Why Spark
The MapReduce Disk Bottleneck#
MapReduce writes intermediate results to disk between every phase:
Disk is 100x slower than RAM. For a 5-step pipeline that's 10 disk reads/writes before you get your answer. This is why MapReduce jobs take minutes to hours.
What Spark Does Differently#
Spark keeps all intermediate results in RAM. Disk is only touched at the start (read input) and end (write output).
MapReduce: Map → disk → Shuffle → disk → Reduce → disk
Spark: Map → RAM → Shuffle → RAM → Reduce → disk (final output only)
RAM access is ~100x faster than disk. Result: Spark is 10–100x faster than MapReduce for the same job.

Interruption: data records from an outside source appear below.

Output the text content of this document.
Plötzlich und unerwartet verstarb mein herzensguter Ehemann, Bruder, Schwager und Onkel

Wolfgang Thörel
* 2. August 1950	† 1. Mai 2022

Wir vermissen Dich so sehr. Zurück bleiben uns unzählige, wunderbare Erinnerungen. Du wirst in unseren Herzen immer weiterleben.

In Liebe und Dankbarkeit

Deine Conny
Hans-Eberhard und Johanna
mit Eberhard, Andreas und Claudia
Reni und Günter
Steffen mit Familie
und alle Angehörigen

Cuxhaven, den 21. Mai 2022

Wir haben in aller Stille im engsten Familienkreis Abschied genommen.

When To Use Spark vs MapReduce#
| MapReduce | Spark | |
|---|---|---|
| Speed | Slow (disk I/O) | Fast (in-memory) |
| Iterative workloads | Bad — reads/writes disk every iteration | Great — stays in RAM |
| Memory requirement | Low — spills to disk | High — needs enough RAM |
| Fault tolerance | Re-read from disk | Recompute from lineage |
| Use case | Simple batch ETL, large data that doesn't fit in RAM | ML training, iterative analytics, fast batch jobs |
Key interview point: "For the nightly billing report I'd use Spark — process the raw event log from S3 in memory for fast exact counts. MapReduce would work too but Spark is significantly faster for iterative aggregations."